Sra. Lutzer, tenha mais atenção. É assim que prepara as lições de história? Hoje não é o meu aniversário: hoje é 19 de dezembro, aniversário de Patricia.
MARIA:  Oh,  me  desculpe,  querida.  Tenho  realmente  uma  memória  de galinha. Então hoje à noite haverá o descongelamento? Que beleza!
PETER: Claro, como todos os anos. Vamos apenas esperar a chegada de Ilse e Baldur. (Campainha.) Aqui estão: atrasados, como sempre.
LOTTE: Seja mais compreensivo, Peter! Você  já viu um casal de namorados chegar na hora marcada?
Ilse e Baldur entram. Cumprimentos de ambas as partes.
Lotte e Peter; Maria e Robert; Ilse e Baldur.
PETER:  Boa  noite,  Ilse;  boa  noite,  Baldur.  É  um  privilégio  vê-los  de  novo: vocês estão a tal ponto apaixonados um pelo outro que os velhos amigos não existem mais para vocês.
BALDUR:  Por  favor,  nos  perdoem.  Estamos  nadando  contra  a  burocracia:  o meu doutorado, os papéis para a prefeitura, o salvo-conduto para Ilse, o beneplácito do  partido;  o  visto  do  prefeito  já  chegou,  mas  ainda  estamos  esperando  o  de Washington e o de Moscou, principalmente o de Pequim, que é o mais difícil de ser obtido. É de deixar louco. Há séculos não vemos ninguém: ficamos pálidos e feios, temos vergonha de exibir os nossos rostos por aí.
ILSE:  Chegamos  tarde,  não  é?  Somos  mesmo  dois  cafonas.  Mas  por  que  não começaram sem a gente?
PETER: Nunca faríamos isso. O momento do despertar é o mais interessante: ela é tão graciosa quando abre os olhos!
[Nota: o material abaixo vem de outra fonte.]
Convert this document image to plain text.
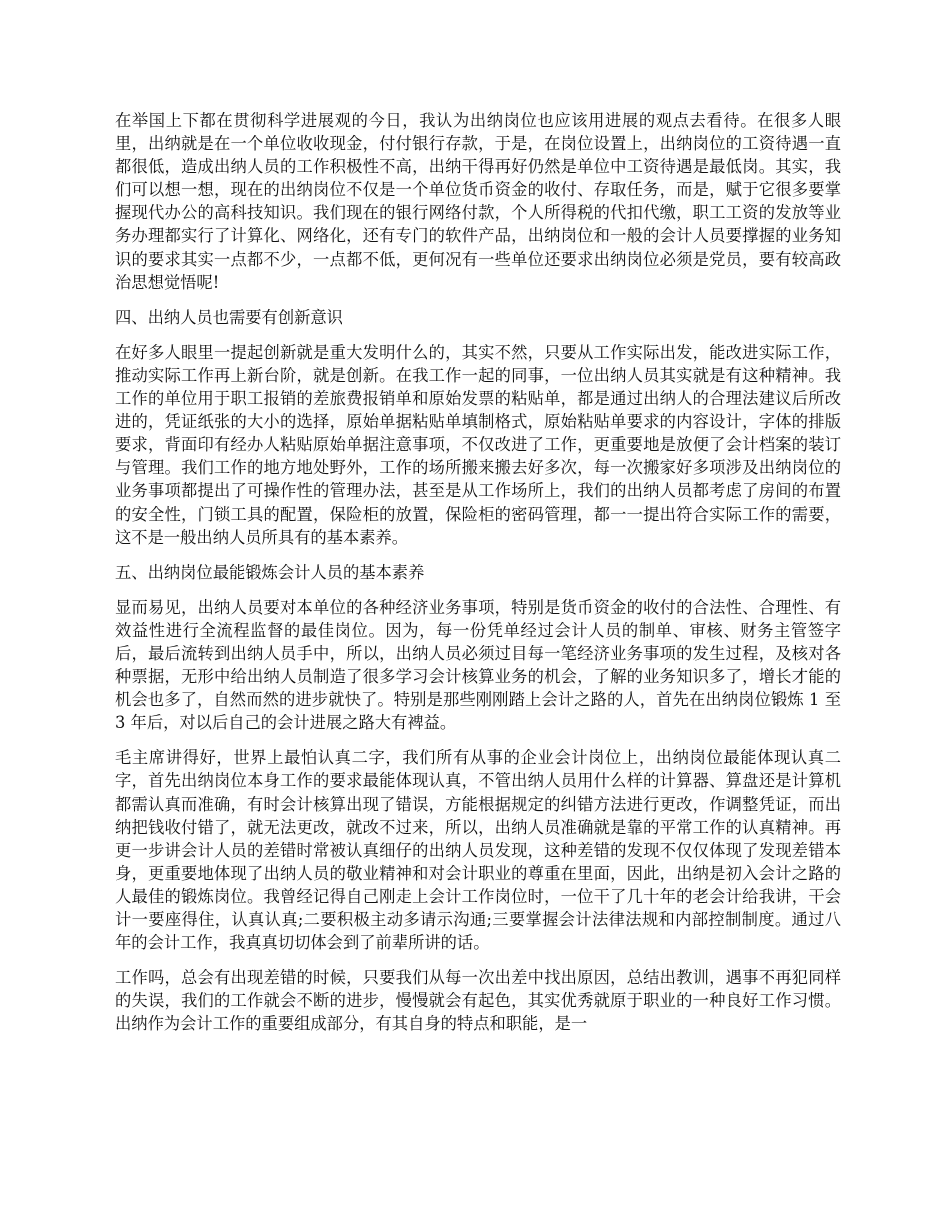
在举国上下都在贯彻科学进展观的今日，我认为出纳岗位也应该用进展的观点去看待。在很多人眼里，出纳就是在一个单位收收现金，付付银行存款，于是，在岗位设置上，出纳岗位的工资待遇一直都很低，造成出纳人员的工作积极性不高，出纳干得再好仍然是单位中工资待遇是最低岗。其实，我们可以想一想，现在的出纳岗位不仅是一个单位货币资金的收付、存取任务，而是，赋于它很多要掌握现代办公的高科技知识。我们现在的银行网络付款，个人所得税的代扣代缴，职工工资的发放等业务办理都实行了计算化、网络化，还有专门的软件产品，出纳岗位和一般的会计人员要撑握的业务知识的要求其实一点都不少，一点都不低，更何况有一些单位还要求出纳岗位必须是党员，要有较高政治思想觉悟呢!

四、出纳人员也需要有创新意识

在好多人眼里一提起创新就是重大发明什么的，其实不然，只要从工作实际出发，能改进实际工作，推动实际工作再上新台阶，就是创新。在我工作一起的同事，一位出纳人员其实就是有这种精神。我工作的单位用于职工报销的差旅费报销单和原始发票的粘贴单，都是通过出纳人的合理法建议后所改进的，凭证纸张的大小的选择，原始单据粘贴单填制格式，原始粘贴单要求的内容设计，字体的排版要求，背面印有经办人粘贴原始单据注意事项，不仅改进了工作，更重要地是放便了会计档案的装订与管理。我们工作的地方地处野外，工作的场所搬来搬去好多次，每一次搬家好多项涉及出纳岗位的业务事项都提出了可操作性的管理办法，甚至是从工作场所上，我们的出纳人员都考虑了房间的布置的安全性，门锁工具的配置，保险柜的放置，保险柜的密码管理，都一一提出符合实际工作的需要，这不是一般出纳人员所具有的基本素养。

五、出纳岗位最能锻炼会计人员的基本素养

显而易见，出纳人员要对本单位的各种经济业务事项，特别是货币资金的收付的合法性、合理性、有效益性进行全流程监督的最佳岗位。因为，每一份凭单经过会计人员的制单、审核、财务主管签字后，最后流转到出纳人员手中，所以，出纳人员必须过目每一笔经济业务事项的发生过程，及核对各种票据，无形中给出纳人员制造了很多学习会计核算业务的机会，了解的业务知识多了，增长才能的机会也多了，自然而然的进步就快了。特别是那些刚刚踏上会计之路的人，首先在出纳岗位锻炼 1 至 3 年后，对以后自己的会计进展之路大有裨益。

毛主席讲得好，世界上最怕认真二字，我们所有从事的企业会计岗位上，出纳岗位最能体现认真二字，首先出纳岗位本身工作的要求最能体现认真，不管出纳人员用什么样的计算器、算盘还是计算机都需认真而准确，有时会计核算出现了错误，方能根据规定的纠错方法进行更改，作调整凭证，而出纳把钱收付错了，就无法更改，就改不过来，所以，出纳人员准确就是靠的平常工作的认真精神。再更一步讲会计人员的差错时常被认真细仔的出纳人员发现，这种差错的发现不仅仅体现了发现差错本身，更重要地体现了出纳人员的敬业精神和对会计职业的尊重在里面，因此，出纳是初入会计之路的人最佳的锻炼岗位。我曾经记得自己刚走上会计工作岗位时，一位干了几十年的老会计给我讲，干会计一要座得住，认真认真;二要积极主动多请示沟通;三要掌握会计法律法规和内部控制制度。通过八年的会计工作，我真真切切体会到了前辈所讲的话。

工作吗，总会有出现差错的时候，只要我们从每一次出差中找出原因，总结出教训，遇事不再犯同样的失误，我们的工作就会不断的进步，慢慢就会有起色，其实优秀就原于职业的一种良好工作习惯。出纳作为会计工作的重要组成部分，有其自身的特点和职能，是一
ROBERT:  Vamos,  Peter,  é  melhor  começarmos,  senão  terminaremos  de madrugada. Vá pegar o manual: e não faça como naquela vez, a primeira, acho (quantos anos atrás?), quando você errou um procedimento e quase estragou tudo.
PETER  (incomodado):  Estou  com  o  manual  aqui  no  bolso;  mas  já  sei  as instruções de cor. Vamos para a outra sala? (Rumor de cadeiras arrastadas e de passos; comentários; murmúrios de impaciência.) ... Um: interromper o circuito de azoto e o de gás  inerte.  (Executa:  rangido,  sopro  abafado,  duas  vezes.)  Dois:  acionar  a  bomba,  o esterilizador Wroblewski e o microfiltro. (Barulho da bomba, como de uma motocicleta distante;  alguns  segundos  de  espera.)  Três:  abrir  o  circuito  de  oxigênio  (começa  um chiado cada vez mais agudo) e girar lentamente a válvula até que o indicador atinja a marca de vinte e um por cento...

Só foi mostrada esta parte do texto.